O CADTM considera que é necessário:

  • Fechar os centros de internação para migrantes, que são verdadeiros presídios.
  • Pôr fim à criminalização e às leis que categorizam os migrantes como “ilegais”; pôr fim às distinções moralistas entre bons migrantes (aqueles que têm acesso a asilo, aqueles que têm acesso ao mercado de trabalho) e maus migrantes (“ilegais”).
  • Estabelecer instalações genuínas de recepção para migrantes, que garantam o acesso aos serviços públicos.

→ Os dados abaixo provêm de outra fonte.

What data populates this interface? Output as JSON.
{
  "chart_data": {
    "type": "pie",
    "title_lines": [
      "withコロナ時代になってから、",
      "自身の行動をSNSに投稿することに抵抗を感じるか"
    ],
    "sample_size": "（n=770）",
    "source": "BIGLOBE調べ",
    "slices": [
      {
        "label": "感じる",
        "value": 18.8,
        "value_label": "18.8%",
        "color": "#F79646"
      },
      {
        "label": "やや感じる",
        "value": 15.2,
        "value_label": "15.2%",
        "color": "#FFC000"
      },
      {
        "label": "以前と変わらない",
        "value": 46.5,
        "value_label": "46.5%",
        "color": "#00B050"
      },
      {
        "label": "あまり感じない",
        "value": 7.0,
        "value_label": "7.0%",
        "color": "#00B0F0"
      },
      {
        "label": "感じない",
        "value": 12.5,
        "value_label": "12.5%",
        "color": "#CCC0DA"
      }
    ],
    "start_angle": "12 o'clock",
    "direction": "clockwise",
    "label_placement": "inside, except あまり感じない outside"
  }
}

  • Estabelecer canais seguros (tanto físicos quanto legais) para que as pessoas migrem. Isto incluiria também fazer pleno uso das instalações consulares e diplomáticas dos países em questão e abandonar o sistema de gerenciamento terceirizado de “vistos Schengen”.

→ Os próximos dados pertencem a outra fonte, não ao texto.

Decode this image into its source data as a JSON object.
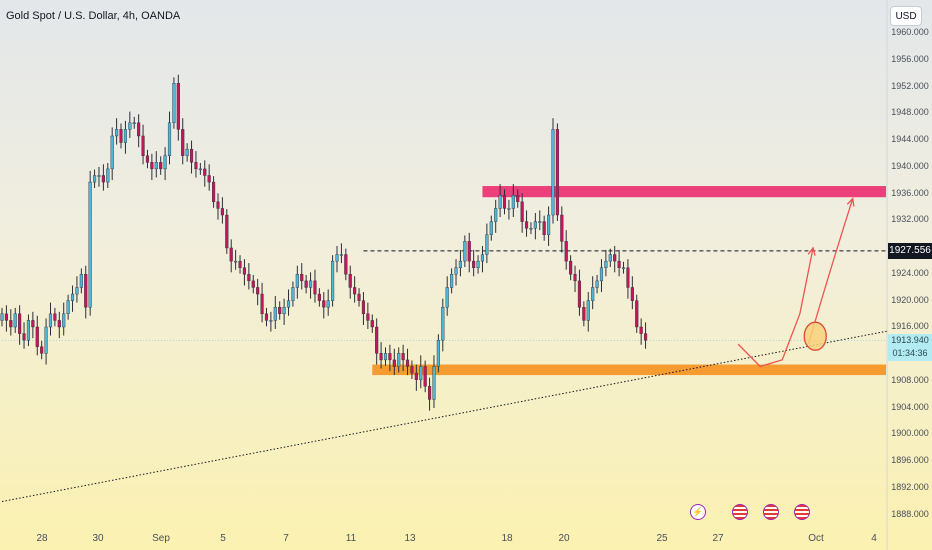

  • Defender a livre circulação dentro e fora do espaço Schengen.
  • Nos países que estão localizados nas fronteiras da Europa, acabar com dispositivos militares como muros e cercas, sistemas de vigilância, etc.

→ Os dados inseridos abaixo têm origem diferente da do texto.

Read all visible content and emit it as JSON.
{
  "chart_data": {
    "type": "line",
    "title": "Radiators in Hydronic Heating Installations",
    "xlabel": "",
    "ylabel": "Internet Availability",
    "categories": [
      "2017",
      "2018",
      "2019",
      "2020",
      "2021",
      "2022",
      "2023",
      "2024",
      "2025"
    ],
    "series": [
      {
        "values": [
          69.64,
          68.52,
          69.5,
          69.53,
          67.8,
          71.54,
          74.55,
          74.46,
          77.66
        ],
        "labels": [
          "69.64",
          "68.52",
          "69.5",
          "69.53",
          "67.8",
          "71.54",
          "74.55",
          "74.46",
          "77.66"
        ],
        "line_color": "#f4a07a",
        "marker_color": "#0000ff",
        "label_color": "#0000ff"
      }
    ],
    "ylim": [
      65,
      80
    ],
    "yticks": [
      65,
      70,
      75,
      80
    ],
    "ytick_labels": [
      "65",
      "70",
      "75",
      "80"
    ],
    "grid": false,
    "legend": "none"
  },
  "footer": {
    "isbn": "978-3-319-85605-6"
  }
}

  • Não aplicar o Regulamento de Dublin, e deixar os migrantes que desejarem solicitar asilo em um país diferente daquele em que entraram na União Européia.

E necessário abrandar as estruturas legais e administrativas necessárias para garantir a circulação segura de pessoas, para que possamos fazer da migração uma escolha, não uma necessidade mortal. Nem as políticas de imigração nem a ajuda ao desenvolvimento serão capazes de compensar as populações africanas por séculos de pilhagem de seus recursos naturais e humanos, uma pilhagem que resultou em uma enorme dívida ecológica, e que as mergulhou no subdesenvolvimento e na violência, o que, por sua vez, leva ao deslocamento forçado e à busca de asilo. A riqueza natural e humana que o continente possui hoje é capaz de garantir aos povos da África um verdadeiro desenvolvimento e uma vida segura que não os forçará a se deslocar, se esses povos puderem exercer sua soberania sobre a riqueza de seus países. A garantia de uma vida digna e segura para os povos do continente está ligada ao seu controle sobre a tomada de decisões, que deve escapar das políticas neoliberais e dos mecanismos neocoloniais (Banco Mundial, Fundo Monetário Internacional, Organização Mundial do Comércio). Essas alternativas estarão necessariamente ligadas ao estabelecimento de regimes democráticos, bem como ao fortalecimento da auto-organização desses povos contra seus regimes atuais e por sua soberania. A migração terá que ser uma prioridade em sua luta, já que suas causas estão ligadas às políticas neoliberais.

Além disso, deve haver uma política de reparações pela pilhagem e exploração da riqueza operados pelas classes dominantes e pelas grandes corporações durante séculos.